Que o governo Mourão seria ultraliberal na economia, não nos resta dúvida alguma. Mas isso não significa automaticamente ser pró-Globo. A equação não é tão simples assim.


E se a esquerda voltar ao poder em 2022? Bom, aí talvez ocorra com a família Marinho algo inverso ao que ocorrera ao personagem Raskólnikov, o protagonista de Crime e Castigo, do genial Fiódor Dostoiévski, obra e autor que dispensam apresentação. Ao final do livro, quando no cárcere, os companheiros de cela gritam a Raskólnikov: “Tu és um ateu! Tu não crês em Deus!’. Ele nunca falara nem de Deus nem de religião, e contudo eles queriam mata-lo como ateu. Não lhes respondeu uma palavra. Um prisioneiro, no auge da fúria, lançava-se já sobre ele; Raskólnikov, sereno e silencioso, esperava-o sem pestanejar, sem que músculo algum do rosto se movesse. Um guarda lançou-se a tempo entre ele e o assassino – um instante mais tarde teria corrido sangue” (DOSTOIÉVSKI, 2010, p. 548).

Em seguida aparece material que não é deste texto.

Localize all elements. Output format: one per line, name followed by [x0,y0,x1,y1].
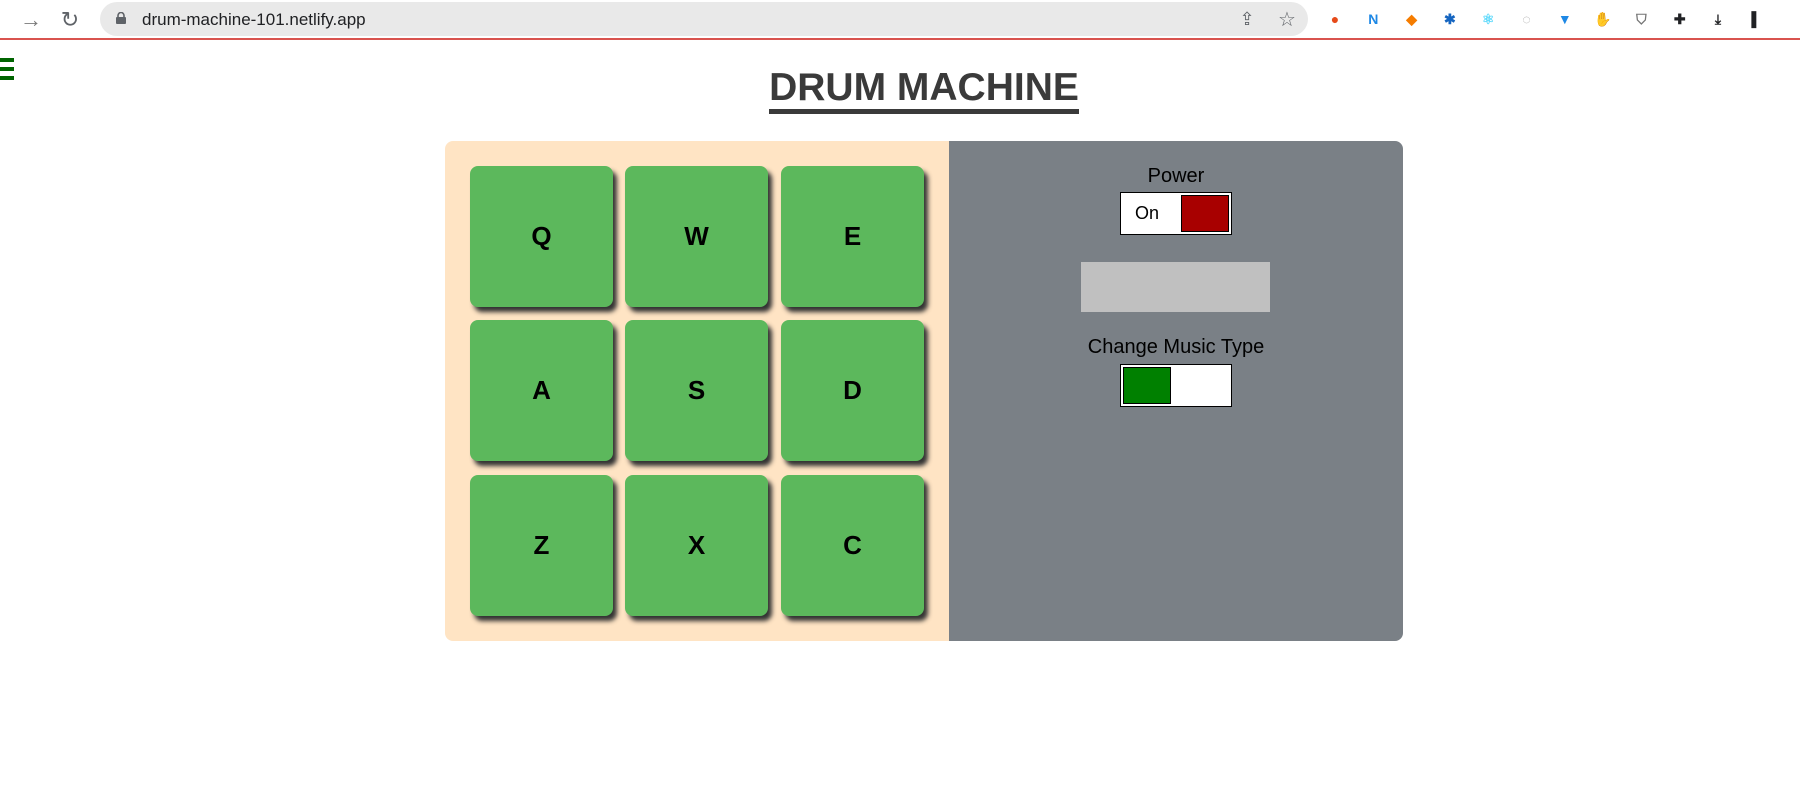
browser-toolbar: → ↻ drum-machine-101.netlify.app ⇪ ☆ ● N ◆… [0,0,1800,40]
power-toggle[interactable]: On [1120,192,1232,235]
page-title-text: DRUM MACHINE [769,66,1079,114]
power-label: Power [1147,165,1205,187]
color-wheel-extension-icon[interactable]: ● [1323,7,1347,31]
page-title: DRUM MACHINE [0,66,1800,114]
drum-pad-w[interactable]: W [625,166,768,307]
address-bar[interactable]: drum-machine-101.netlify.app ⇪ ☆ [100,2,1308,36]
drum-pad-c[interactable]: C [781,475,924,616]
music-type-label: Change Music Type [1087,336,1265,358]
shield-grey-extension-icon[interactable]: ⛉ [1629,7,1653,31]
sidebar-icon[interactable]: ▌ [1744,7,1768,31]
shield-v-extension-icon[interactable]: ▼ [1553,7,1577,31]
react-devtools-icon[interactable]: ⚛ [1476,7,1500,31]
fox-extension-icon[interactable]: ◆ [1400,7,1424,31]
blue-gear-extension-icon[interactable]: ✱ [1438,7,1462,31]
bookmark-star-icon[interactable]: ☆ [1276,8,1298,31]
pad-bank: QWE ASD ZXC [445,141,949,641]
drum-pad-q[interactable]: Q [470,166,613,307]
controls-panel: Power On Change Music Type [949,141,1403,641]
drum-pad-s[interactable]: S [625,320,768,461]
url-text[interactable]: drum-machine-101.netlify.app [142,10,366,30]
reload-icon[interactable]: ↻ [56,6,84,34]
lock-icon [116,12,126,24]
drum-pad-a[interactable]: A [470,320,613,461]
n-extension-icon[interactable]: N [1361,7,1385,31]
puzzle-extensions-icon[interactable]: ✚ [1668,7,1692,31]
drum-pad-x[interactable]: X [625,475,768,616]
music-type-toggle-knob[interactable] [1123,367,1171,404]
drum-machine: QWE ASD ZXC Power On Change Music Type [445,141,1403,641]
grey-circle-extension-icon[interactable]: ◌ [1515,7,1539,31]
stop-hand-extension-icon[interactable]: ✋ [1591,7,1615,31]
music-type-toggle[interactable] [1120,364,1232,407]
drum-pad-e[interactable]: E [781,166,924,307]
sound-display [1081,262,1270,312]
download-icon[interactable]: ⤓ [1706,7,1730,31]
drum-pad-d[interactable]: D [781,320,924,461]
share-icon[interactable]: ⇪ [1236,8,1258,30]
forward-icon[interactable]: → [17,6,45,34]
power-toggle-knob[interactable] [1181,195,1229,232]
drum-pad-z[interactable]: Z [470,475,613,616]
power-state-text: On [1135,203,1160,223]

Noutros termos, num mundo quase ideal, como numa inversão da referência supracitada, os Marinho não seriam linchados e tachadas de ateus por não proferirem sua fé, ou seja, eles não receberiam um ataque frontal e devastador da esquerda por deixarem de defender um Estado de bem-estar social, mas, sim, por cultuar um Deus que só é divino para as elites econômicas, sendo um não-Deus ou a personificação das condições de ateísmo para as massas populares. Resta à esquerda, se vencedora em 2022, ser os companheiros de cela de Raskólnikov. Mas que seja ela a personificação de companheiros esclarecidos, ao contrário dos do romance russo, vencendo-a no campo da legalidade, com regulação da mídia, apuração de possíveis irregularidades fiscais dos proprietários dos grandes meios de comunicação (não só dos Marinho) e politização das massas, para que estas entendam porque a toda poderosa e as outras emissoras estão sendo passadas a limpo e pagando pelos seus erros.


E, enquanto termino essas linhas, chega até mim a notícia de que a população chilena pode estar próxima de conseguir, através de incessante luta que já dura dias, que seja instalada uma nova assembleia constituinte. E se isso vier a ocorrer, certamente o Deus da Globo, o neoliberalismo, terá seus tentáculos eliminados da carta maior chilena. Por aqui, as emissoras dos Marinho seguem tachando os manifestantes chilenos de violentos e descontrolados. É, ao contrário de seus vizinhos, nosso país não tem sido muito dado a novidades, pois, como diria o saudoso poeta Cazuza, ele prefere continuar vendo um museu de grandes novidades.


Imagem: https://observatoriodatelevisao.bol.uol.com.br/noticia-da-tv/2019/06/tv-globo-e-a-emissora-de-televisao-de-maior-reputacao-no-brasil


Referência


DOSTOIÉVSKI, Fiódor. Crime e Castigo. Tradução de Ivan Petrovitch e Irina Wisnik Ribeiro. São Paulo, SP: Martin Claret, 2010.